Hi Ben,
since the getBBox method returns a SVGRect object, it's only few lines of 
javascript to create/update a rect element behind your text element, no math 
and you can go shopping.

function setText(textElmt,str) {
   textElmt.textContent = str;
   var box = textElmt.getBBox();
   var rect = document.createElementNS('http://www.w3.org/2000/svg','rect');
   rect.setAttribute('class','yourCustomBackground');
   for (var n in box) { rect.setAttribute(n,box[n]); }
   textElmt.parentNode.insertBefore(rect,textElmt);
}

Yannick

----- Mail original -----
De: "Benjamin Podszun" <[email protected]>
À: [email protected]
Envoyé: Jeudi 5 Avril 2012 17:05:42
Objet: [svg-developers] Trying to work around text's lack of a background






Hi. 

I recently started discovering svg, mostly by falling in love with d3.js. 
I know that <text> has no background.

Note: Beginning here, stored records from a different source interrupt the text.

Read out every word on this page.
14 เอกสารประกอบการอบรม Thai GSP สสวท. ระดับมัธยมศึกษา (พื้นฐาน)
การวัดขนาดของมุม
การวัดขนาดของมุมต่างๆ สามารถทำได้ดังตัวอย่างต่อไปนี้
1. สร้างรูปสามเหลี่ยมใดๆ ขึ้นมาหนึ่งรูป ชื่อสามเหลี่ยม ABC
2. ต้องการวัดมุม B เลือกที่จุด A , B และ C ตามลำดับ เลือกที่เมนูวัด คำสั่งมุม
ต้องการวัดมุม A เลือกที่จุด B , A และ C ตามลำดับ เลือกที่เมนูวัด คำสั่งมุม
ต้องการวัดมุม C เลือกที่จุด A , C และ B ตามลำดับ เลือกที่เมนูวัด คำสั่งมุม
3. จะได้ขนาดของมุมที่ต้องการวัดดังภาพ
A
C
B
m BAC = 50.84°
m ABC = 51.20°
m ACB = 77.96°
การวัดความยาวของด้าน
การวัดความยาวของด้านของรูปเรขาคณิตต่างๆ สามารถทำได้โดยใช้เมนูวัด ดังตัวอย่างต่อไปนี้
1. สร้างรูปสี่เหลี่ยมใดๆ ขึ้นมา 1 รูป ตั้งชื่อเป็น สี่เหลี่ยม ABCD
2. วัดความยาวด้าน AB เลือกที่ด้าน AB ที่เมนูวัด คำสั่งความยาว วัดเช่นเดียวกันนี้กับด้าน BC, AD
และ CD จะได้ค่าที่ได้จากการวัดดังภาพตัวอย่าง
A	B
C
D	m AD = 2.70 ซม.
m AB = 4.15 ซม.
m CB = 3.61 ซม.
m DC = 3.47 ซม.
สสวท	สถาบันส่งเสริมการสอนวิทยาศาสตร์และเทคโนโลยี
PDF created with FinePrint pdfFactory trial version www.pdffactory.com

It seems that question comes up on 
the net every once in a while and the consensus seems to be this: 
'Draw a <rect> and put the <text> on top'. 

That's - scary, because math is hard and I'd rather go shopping. On a more 
serious note: I have a text that is highly dynamic. Probably it's between 
5 to 15 characters most of the time. Maybe. I layer that text on top of a 
graph (think workflow, states and arrows between them). Sometimes the text 
needs to be drawn in a place where a line/arrow is already. 

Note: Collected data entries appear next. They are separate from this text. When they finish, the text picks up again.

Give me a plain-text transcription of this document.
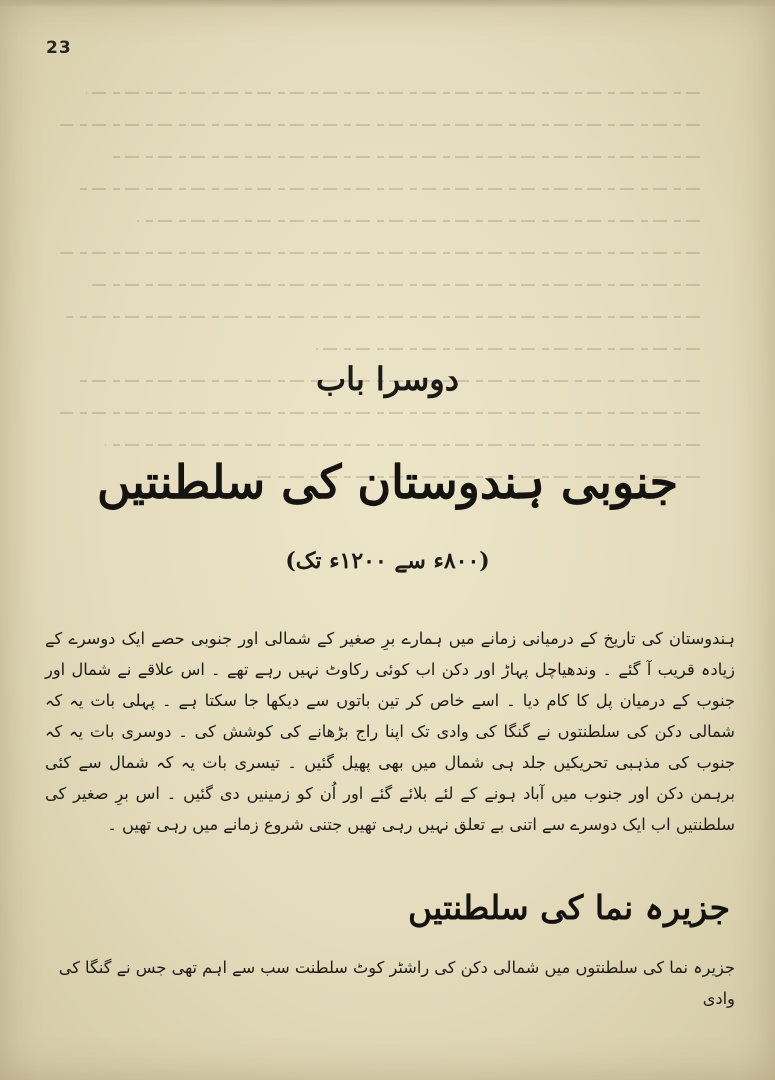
23
دوسرا باب
جنوبی ہندوستان کی سلطنتیں
(۸۰۰ء سے ۱۲۰۰ء تک)
ہندوستان کی تاریخ کے درمیانی زمانے میں ہمارے برِ صغیر کے شمالی اور جنوبی حصے ایک دوسرے کے زیادہ قریب آ گئے ۔ وندھیاچل پہاڑ اور دکن اب کوئی رکاوٹ نہیں رہے تھے ۔ اس علاقے نے شمال اور جنوب کے درمیان پل کا کام دیا ۔ اسے خاص کر تین باتوں سے دیکھا جا سکتا ہے ۔ پہلی بات یہ کہ شمالی دکن کی سلطنتوں نے گنگا کی وادی تک اپنا راج بڑھانے کی کوشش کی ۔ دوسری بات یہ کہ جنوب کی مذہبی تحریکیں جلد ہی شمال میں بھی پھیل گئیں ۔ تیسری بات یہ کہ شمال سے کئی برہمن دکن اور جنوب میں آباد ہونے کے لئے بلائے گئے اور اُن کو زمینیں دی گئیں ۔ اس برِ صغیر کی سلطنتیں اب ایک دوسرے سے اتنی بے تعلق نہیں رہی تھیں جتنی شروع زمانے میں رہی تھیں ۔
جزیرہ نما کی سلطنتیں
جزیرہ نما کی سلطنتوں میں شمالی دکن کی راشٹر کوٹ سلطنت سب سے اہم تھی جس نے گنگا کی وادی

Bottom line: I want the text to be readable and therefor try to create a 
uniform background. 

Calculating the rect size would be possible but it seems that I'd need a 
lot of roundtrips (creating the text, grabbing the bounding box, 
creating/resizing the rect) where I so far had just simple mapping/data 
binding. I'd love to avoid that. 

Messing a lot with nested elements and filters I was happy to get a 
workaround that works fine in FF and Chrome, but fails in - you guessed it 
- IE9. FF and Chrome show me red text on yellow background. IE9 ignores 
the background. 

This is what I have, simplified of course: 

<svg 
xmlns=" http://www.w3.org/2000/svg " 
xmlns:xlink=" http://www.w3.org/1999/xlink " width="600" height="400"> 
<defs> 
<filter id="flood"> 
<feFlood 
flood-color="yellow" 
flood-opacity="0.75" 
result="flooded"/> 
<feMerge> 
<feMergeNode in="flooded"/> 
<feMergeNode in="SourceGraphic"/> 
</feMerge> 
</filter> 
</defs> 
<g class="workflowGroup"> 
<g id="SomeNode" transform="translate(345, 199.5)"> 
<rect 
class="station" fill="rgb(255,255,255)" 
x="-37" y="-26.5" rx="10" ry="10" 
width="74" height="53"/> 
<text y="9" fill="black" 
text-anchor="middle" 
dominant-baseline="mathematical" 
font-size="12">NodeName</text> 
<text y="35.5" 
filter="url(#flood)" 
fill="red" 
text-anchor="middle" 
dominant-baseline="mathematical" 
font-size="12">ThisIsMyProblem</text> 
</g> 
</g> 
</svg> 

By now I'm nearly ready to give up, but maybe someone on this list can 
help me with the following? 

- Is this a valid use of a filter? Are FF and Chrome _correct_ in doing 
what I want or did I stumble upon a happy glitch? 
- Is there anything obviously hindering IE to do what I want, period? 
- Any other creative ways to get a new background without lots of 
calculations (lots = per node) in javascript?